Apple zgodził się zapłacić 95 milionów dolarów w ramach ugody zbiorowej w związku z zarzutami, że prywatne rozmowy Siri zostały nieumyślnie nagrywane i podsłuchiwane przez zewnętrznych wykonawców.
Jeśli sędzia okręgowy USA Jeffrey White to zatwierdzi proponowane rozliczenieSprawa złożona we wtorek w sądzie federalnym w Oakland w Kalifornii dotyczy użytkowników, którzy otrzymają do 20 dolarów za każde urządzenie Apple z funkcją Siri, takie jak iPhone i Apple Watch.
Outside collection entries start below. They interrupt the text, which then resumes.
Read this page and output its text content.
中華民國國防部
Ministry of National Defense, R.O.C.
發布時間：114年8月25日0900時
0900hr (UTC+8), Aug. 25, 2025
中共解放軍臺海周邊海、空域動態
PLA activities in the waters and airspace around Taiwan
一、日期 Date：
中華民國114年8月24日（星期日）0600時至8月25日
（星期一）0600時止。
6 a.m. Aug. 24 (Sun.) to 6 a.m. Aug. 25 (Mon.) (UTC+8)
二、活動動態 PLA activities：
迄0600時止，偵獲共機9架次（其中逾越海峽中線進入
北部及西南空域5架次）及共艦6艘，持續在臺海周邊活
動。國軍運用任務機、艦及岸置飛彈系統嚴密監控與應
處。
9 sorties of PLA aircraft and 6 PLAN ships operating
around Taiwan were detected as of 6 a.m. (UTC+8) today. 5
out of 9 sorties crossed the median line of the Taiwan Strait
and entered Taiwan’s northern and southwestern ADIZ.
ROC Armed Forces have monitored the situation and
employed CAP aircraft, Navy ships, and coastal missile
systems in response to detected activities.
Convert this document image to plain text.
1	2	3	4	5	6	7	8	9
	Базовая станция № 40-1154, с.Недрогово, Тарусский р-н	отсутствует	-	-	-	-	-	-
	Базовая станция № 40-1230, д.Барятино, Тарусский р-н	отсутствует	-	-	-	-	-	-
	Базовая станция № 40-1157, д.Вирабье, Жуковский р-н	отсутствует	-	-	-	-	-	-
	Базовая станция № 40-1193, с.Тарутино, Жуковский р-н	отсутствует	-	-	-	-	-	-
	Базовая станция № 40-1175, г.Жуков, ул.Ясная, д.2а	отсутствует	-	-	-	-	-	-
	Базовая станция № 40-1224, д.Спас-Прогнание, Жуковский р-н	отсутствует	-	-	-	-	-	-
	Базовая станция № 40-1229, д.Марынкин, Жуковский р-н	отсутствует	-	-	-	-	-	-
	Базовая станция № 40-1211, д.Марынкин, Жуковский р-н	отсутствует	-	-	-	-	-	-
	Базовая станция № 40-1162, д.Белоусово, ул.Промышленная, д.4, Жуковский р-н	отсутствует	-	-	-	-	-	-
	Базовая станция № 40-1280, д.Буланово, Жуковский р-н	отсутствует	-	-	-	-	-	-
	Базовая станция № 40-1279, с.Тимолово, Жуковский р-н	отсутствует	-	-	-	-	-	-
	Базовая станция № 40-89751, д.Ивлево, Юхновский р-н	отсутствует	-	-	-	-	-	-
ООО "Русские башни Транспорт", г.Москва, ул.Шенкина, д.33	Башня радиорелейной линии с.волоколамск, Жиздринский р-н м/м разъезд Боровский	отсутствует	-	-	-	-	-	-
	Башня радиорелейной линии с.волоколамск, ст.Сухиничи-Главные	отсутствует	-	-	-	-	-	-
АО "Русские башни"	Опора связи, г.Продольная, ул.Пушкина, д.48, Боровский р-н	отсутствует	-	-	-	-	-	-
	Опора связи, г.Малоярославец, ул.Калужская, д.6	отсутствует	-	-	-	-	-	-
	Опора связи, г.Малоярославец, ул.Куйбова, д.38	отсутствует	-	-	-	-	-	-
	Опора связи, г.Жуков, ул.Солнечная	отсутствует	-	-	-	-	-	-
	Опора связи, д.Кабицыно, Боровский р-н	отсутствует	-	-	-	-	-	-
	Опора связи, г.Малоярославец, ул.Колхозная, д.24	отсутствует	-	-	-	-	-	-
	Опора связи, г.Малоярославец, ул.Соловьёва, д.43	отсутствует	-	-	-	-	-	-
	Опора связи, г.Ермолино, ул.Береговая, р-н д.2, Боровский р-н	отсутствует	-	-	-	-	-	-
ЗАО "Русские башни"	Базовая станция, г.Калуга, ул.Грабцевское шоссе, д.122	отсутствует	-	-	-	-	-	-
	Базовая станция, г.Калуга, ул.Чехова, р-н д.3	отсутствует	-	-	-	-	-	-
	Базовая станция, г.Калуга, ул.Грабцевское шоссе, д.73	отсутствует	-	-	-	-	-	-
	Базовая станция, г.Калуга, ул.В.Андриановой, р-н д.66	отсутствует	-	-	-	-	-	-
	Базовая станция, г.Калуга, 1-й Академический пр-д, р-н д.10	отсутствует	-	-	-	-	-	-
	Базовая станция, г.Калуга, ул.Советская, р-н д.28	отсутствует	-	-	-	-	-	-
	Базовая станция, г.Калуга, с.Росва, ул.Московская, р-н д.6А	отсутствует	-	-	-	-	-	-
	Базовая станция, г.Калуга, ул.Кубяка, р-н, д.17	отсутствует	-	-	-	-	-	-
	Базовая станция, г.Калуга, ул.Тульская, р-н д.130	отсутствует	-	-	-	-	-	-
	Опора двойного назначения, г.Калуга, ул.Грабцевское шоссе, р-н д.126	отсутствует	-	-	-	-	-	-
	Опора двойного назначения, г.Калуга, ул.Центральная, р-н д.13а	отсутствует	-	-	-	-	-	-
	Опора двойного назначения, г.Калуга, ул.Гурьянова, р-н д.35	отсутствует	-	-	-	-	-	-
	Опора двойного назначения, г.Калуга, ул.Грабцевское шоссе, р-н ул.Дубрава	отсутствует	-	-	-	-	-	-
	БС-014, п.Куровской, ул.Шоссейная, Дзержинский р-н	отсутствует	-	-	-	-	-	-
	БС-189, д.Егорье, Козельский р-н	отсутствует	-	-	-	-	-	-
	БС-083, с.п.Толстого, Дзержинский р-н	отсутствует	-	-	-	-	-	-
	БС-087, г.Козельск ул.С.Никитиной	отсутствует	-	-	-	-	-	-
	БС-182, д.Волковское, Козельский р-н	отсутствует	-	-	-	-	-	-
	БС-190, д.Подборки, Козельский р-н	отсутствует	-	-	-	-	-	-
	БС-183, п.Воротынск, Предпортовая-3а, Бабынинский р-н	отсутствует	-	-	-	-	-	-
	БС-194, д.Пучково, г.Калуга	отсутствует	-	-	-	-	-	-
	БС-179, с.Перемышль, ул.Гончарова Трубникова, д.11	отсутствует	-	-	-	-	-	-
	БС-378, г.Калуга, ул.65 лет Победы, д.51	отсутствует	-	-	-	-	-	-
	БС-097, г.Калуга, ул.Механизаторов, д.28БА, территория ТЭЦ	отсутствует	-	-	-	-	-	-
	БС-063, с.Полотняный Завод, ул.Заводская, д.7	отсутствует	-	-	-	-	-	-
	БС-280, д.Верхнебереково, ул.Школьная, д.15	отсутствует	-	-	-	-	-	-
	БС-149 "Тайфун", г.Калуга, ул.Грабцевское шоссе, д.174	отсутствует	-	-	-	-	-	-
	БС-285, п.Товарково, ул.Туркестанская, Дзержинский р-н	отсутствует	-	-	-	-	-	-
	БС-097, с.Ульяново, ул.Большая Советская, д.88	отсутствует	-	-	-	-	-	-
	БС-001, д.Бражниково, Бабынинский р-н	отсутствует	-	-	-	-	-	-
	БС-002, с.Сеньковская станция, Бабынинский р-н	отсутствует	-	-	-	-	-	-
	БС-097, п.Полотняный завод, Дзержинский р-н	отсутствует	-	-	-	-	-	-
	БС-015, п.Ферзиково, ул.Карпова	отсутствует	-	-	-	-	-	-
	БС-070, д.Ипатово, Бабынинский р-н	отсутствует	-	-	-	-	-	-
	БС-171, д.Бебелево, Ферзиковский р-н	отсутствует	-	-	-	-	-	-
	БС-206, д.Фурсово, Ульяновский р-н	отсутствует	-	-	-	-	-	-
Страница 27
Nowe dowody wskazują, że Google, Microsoft, Meta i Amazon mogą podsłuchiwać Cię na Twoich urządzeniach
Pozew koncentruje się na skargach klientów dotyczących nieumyślnej aktywacji Siri oraz na raporcie sygnalisty z 2019 roku. Opiekun Wykonawcy Apple słuchali nagrań głosowych podczas testów kontroli jakości. Według dochodzenia dotyczyło to „poufnych informacji medycznych, transakcji narkotykowych i nagrań par uprawiających seks”. Uważa się, że Siri aktywuje się dopiero po usłyszeniu słów „Hej Siri”, ale zgłaszano, że Siri aktywuje się również pod wpływem innych czynników, takich jak dźwięk zamka błyskawicznego, podniesienie zegarka Apple Watch w określony sposób i usłyszenie głosu.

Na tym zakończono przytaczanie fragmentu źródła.